お子さんが自分で買う場合は、栄養などは気にしなくていいので、お昼が楽しみになるようなものを選べばいいんです。ただし、揚げ物ばかりだと胃もたれするので、コンビニに行き慣れていないお子さんだったら、それくらいはアドバイスしてもいいかもしれません。

それから、うちの息子は緊張すると胃がきゅっとなって、食欲がなくなるようでした。ロールケーキでも、ヨーグルトでも、ゼリー飲料でも、そういうときでも食べられそうなものを、少し余分に持って行っておくと安心です。

――お弁当で注意したほうがいいことはありますか。

「冷めてもおいしい」を意識することです。豚や牛の脂は、冷めると固まっておいしくなくなってしまいます。また、硬めの米飯は冷めるとカチカチになってしまいます。おかずは鶏肉をうまく活用し、お米は水分を少し多めに炊いたりするか、それこそ保温機能のあるお弁当箱を活用して、温かいまま持って行くことでしょうか。

それから、お弁当の中身がぐちゃぐちゃになってしまったり、汁がもれたりしたときの気持ちのダメージって大きいですよね。中身が混ざらないようにするには、横も上もきちんと詰めるのがコツです。お子さんがまだ高校1、2年というご家庭は、模試のたびにあれこれ試してみてもいいかもしれないですよ。

汁もれ対策にはプラスチック製の密閉容器もおすすめ(写真=渡辺あきこさん私物/編集部撮影)

――最後に受験生を持つ保護者へのメッセージをお願いします。

おいしいものがあるだけで、うれしくなったり、リラックスできたりしますよね。だから受験本番のお弁当は、栄養バランスや特別感よりも心の安定が第一。緊張するなかでお子さんがうれしくなったり、ほっとできたりするものを用意してあげるといいと思います。

ただし、入試の朝は早いですし、親御さんが無理をしないことも肝心です。野菜や彩りはプチトマトやきゅうりで十分だし、おにぎりの具はサケフレークを入れるだけでもいいし、ロールパンにゆでたソーセージをはさんだものだって立派なお弁当です。

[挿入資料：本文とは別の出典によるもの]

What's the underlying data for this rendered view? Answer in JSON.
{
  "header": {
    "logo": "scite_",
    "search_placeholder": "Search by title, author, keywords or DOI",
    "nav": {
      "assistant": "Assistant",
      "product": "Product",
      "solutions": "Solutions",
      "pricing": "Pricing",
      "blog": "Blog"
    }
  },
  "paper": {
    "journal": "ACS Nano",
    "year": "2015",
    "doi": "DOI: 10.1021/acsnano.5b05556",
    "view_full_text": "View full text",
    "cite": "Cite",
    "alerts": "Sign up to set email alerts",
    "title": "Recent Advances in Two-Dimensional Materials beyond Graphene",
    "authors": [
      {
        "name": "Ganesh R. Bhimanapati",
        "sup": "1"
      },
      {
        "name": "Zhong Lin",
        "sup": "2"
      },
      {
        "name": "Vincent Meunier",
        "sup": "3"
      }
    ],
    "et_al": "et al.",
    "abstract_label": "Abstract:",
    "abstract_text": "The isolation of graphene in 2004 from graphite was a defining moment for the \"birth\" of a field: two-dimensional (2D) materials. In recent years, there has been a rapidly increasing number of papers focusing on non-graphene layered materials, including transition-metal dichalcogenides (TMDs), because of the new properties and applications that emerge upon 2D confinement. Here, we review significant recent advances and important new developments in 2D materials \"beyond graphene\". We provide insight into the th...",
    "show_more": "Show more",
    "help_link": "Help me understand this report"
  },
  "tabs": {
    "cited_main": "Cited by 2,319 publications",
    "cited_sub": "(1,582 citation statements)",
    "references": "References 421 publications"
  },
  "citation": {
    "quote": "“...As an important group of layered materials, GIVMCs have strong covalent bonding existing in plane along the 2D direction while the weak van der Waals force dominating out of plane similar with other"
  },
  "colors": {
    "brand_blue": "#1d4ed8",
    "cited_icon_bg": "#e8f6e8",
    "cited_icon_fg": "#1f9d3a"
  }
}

親御さんがこうして一生懸命に考えてくれていることは、お子さんにもきちんと伝わりますので、お弁当の準備もぜひリラックスして楽しんでくださいね。私の経験が、少しでもお役に立てたら光栄です。

(写真=本人提供)

渡辺あきこ(わたなべ・あきこ)/料理研究家。料理学校の講師を務めたのち独立。和食を中心とした家庭料理を得意とし、雑誌、書籍、テレビ、新聞、講習会などで活躍している。著書に『渡辺あきこの東大合格ごはん』(主婦の友社/電子版発売中)、『すぐに作れてカラダにやさしいから、塾弁にもぴったり! こどもが喜ぶ スープジャーのお弁当』(世界文化社)など多数。